Deauville Deauville Deauville. On dit son nom trois fois et il apparaît : le semi-centenaire du festival (pour lequel on a rappelé Natalie Portman, après les grèves de l’année dernière) a débuté avant-hier, le 6 septembre 2024.
Les festivaliers retrouvent le chemin des planches et du casino sous un ciel gris chargé, et s’agglutinent – plus que d’habitude et en râlant – devant l’entrée du CID. Il y a les nouveaux festivaliers, ceux qui demandent leur chemin, les professionnels du métier, qu’on devine plus qu’on ne les voit, et les habitués, qui abordent le festival comme on le fait pour un vol long courrier (pantalon ample confortable, chemisette décontractée, gilet sous le bras et écharpe dans le sac, au cas où on s’assoit sous la clim). Et puis il y a nous, qui pour la première fois de l’année, reposons délicatement nos derrières dans la mousse exquise des fauteuils pour Sing Sing, le premier film de la compétition.
Sing sing (Compétition)
Ce n’est pas un film où l’on chante, Sing Sing est une prison. Greg Kwedar le réalisateur, nous parle de l’émancipation par l’art, comme quoi la liberté n’est pas physique mais spirituelle, et après une construction timide – et franchement un peu longue – le film s’émancipe pour nous sortir des émotions fortes de nulle part. Toujours humble et jamais tire-larmes, Sing Sing échappe à tous les pièges qu’on aurait pu tendre à un film de la sorte. On a peur que le reste de la compétition ne paraisse fade à côté de celui là…
The Strangers' Case (Compétition)
Nous n’avons jamais vu autant de monde pour des projections de films en compétition. La salle est pleine à craquer, c’est bon signe. On attendait rien de The Strangers’ Case, et c’est un film qui a fait beaucoup parler. C’est une démarche formidable car c’est un sujet qui est plus que d’actualité (l’Ukraine, Gaza…), et oui, montrer le quotidien de civils qui subissent des guerres ou des assauts armés/bombardements c’est honorable. Mais il n’y a pas de personnages dans le film (enfin si…il y en a trop). On a beau nous balancer du sensationnalisme (questionnable) à foison, s’il n’y a pas de personnages ou de figures à qui s’identifier, on se retrouve devant un joli tour de manège, efficace seulement dans sa durée. C’est une vraie mosaïque de choses horribles qui prennent au ventre parce qu’on est au cinéma et que c’est relativement bien fait, mais ce n’est pas un film qui va changer quoi que ce soit parce qu’on ne prend conscience de rien, ou du moins pas pour longtemps (le travail du son est phénoménal malgré des erreurs d’inattention qui font problème technique).
Speak no evil (Première)
Remake du film Danois de 2022, comédie noire qui vire à l’horreur : c’est jouissif de A à Z, et surtout dans une salle pleine qui applaudit la vengeance à coup de marteaux dans le crâne. James Watkins est très fort pour construire ce malaise qui nous force à rire, en faisant toujours passer son montage par des reaction shots parfaitement rythmés. C’est un film duquel on ressort heureux, tout de suite rattrapés sur le tapis rouge par la pluie rageuse et morne de Tim Burton.

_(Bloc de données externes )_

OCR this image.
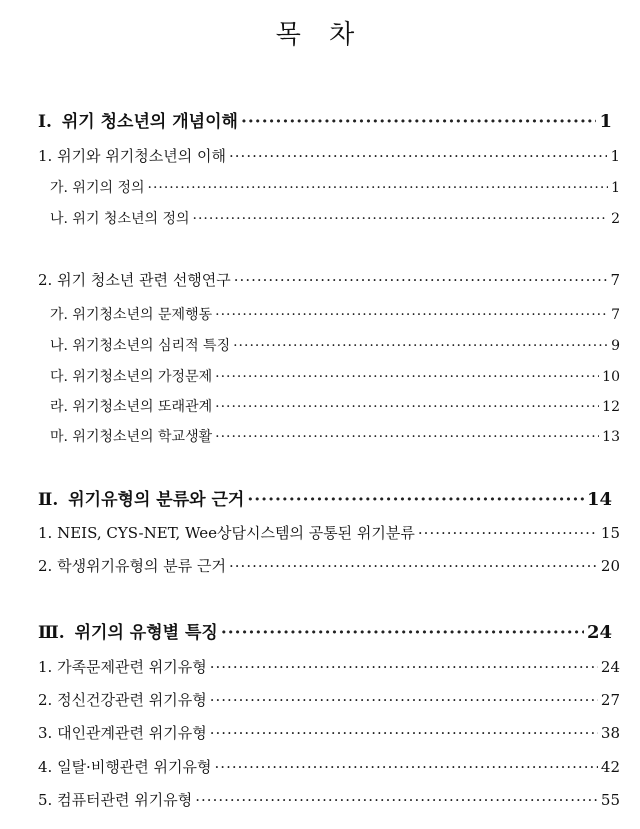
목 차
Ⅰ. 위기 청소년의 개념이해 ·····	1
1. 위기와 위기청소년의 이해 ·····	1
가. 위기의 정의 ·····	1
나. 위기 청소년의 정의 ·····	2
2. 위기 청소년 관련 선행연구 ·····	7
가. 위기청소년의 문제행동 ·····	7
나. 위기청소년의 심리적 특징 ·····	9
다. 위기청소년의 가정문제 ·····	10
라. 위기청소년의 또래관계 ·····	12
마. 위기청소년의 학교생활 ·····	13
Ⅱ. 위기유형의 분류와 근거 ·····	14
1. NEIS, CYS-NET, Wee상담시스템의 공통된 위기분류 ·····	15
2. 학생위기유형의 분류 근거 ·····	20
Ⅲ. 위기의 유형별 특징 ·····	24
1. 가족문제관련 위기유형 ·····	24
2. 정신건강관련 위기유형 ·····	27
3. 대인관계관련 위기유형 ·····	38
4. 일탈·비행관련 위기유형 ·····	42
5. 컴퓨터관련 위기유형 ·····	55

Beetlejuice Beetlejuice (Première)
Nous aussi si on sortait avec Monica Bellucci, on lui écrirait des rôles qui ne servent à rien. Personne n’est venu présenter le film, c’est dommage, c’est un film qui aurait pu gagner à nous attendrir au préalable. On a l’impression de voir Tim Burton agiter des références décousues pendant deux heures, si bien qu’il est impossible de savoir quel est le public visé : ses fans qui l’aiment déjà ? ceux qui ne l’aiment pas ? les jeunes ou les moins jeunes ? les nostalgiques ou les novices ? Nous n’en savons rien, nous sommes complètement perdus, et nous pensons qu’il l’est aussi (en réalité, il s’amuse, et il en à plus rien à faire). Beetlejuice Beetlejuice n’est appréciable qu’au microscope, quand on prend chaque gag et idée séparément. Tout ensemble, ça fait de la bouillie.
Reprise de la compétition demain matin à 10h, après une première journée plus que prometteuse.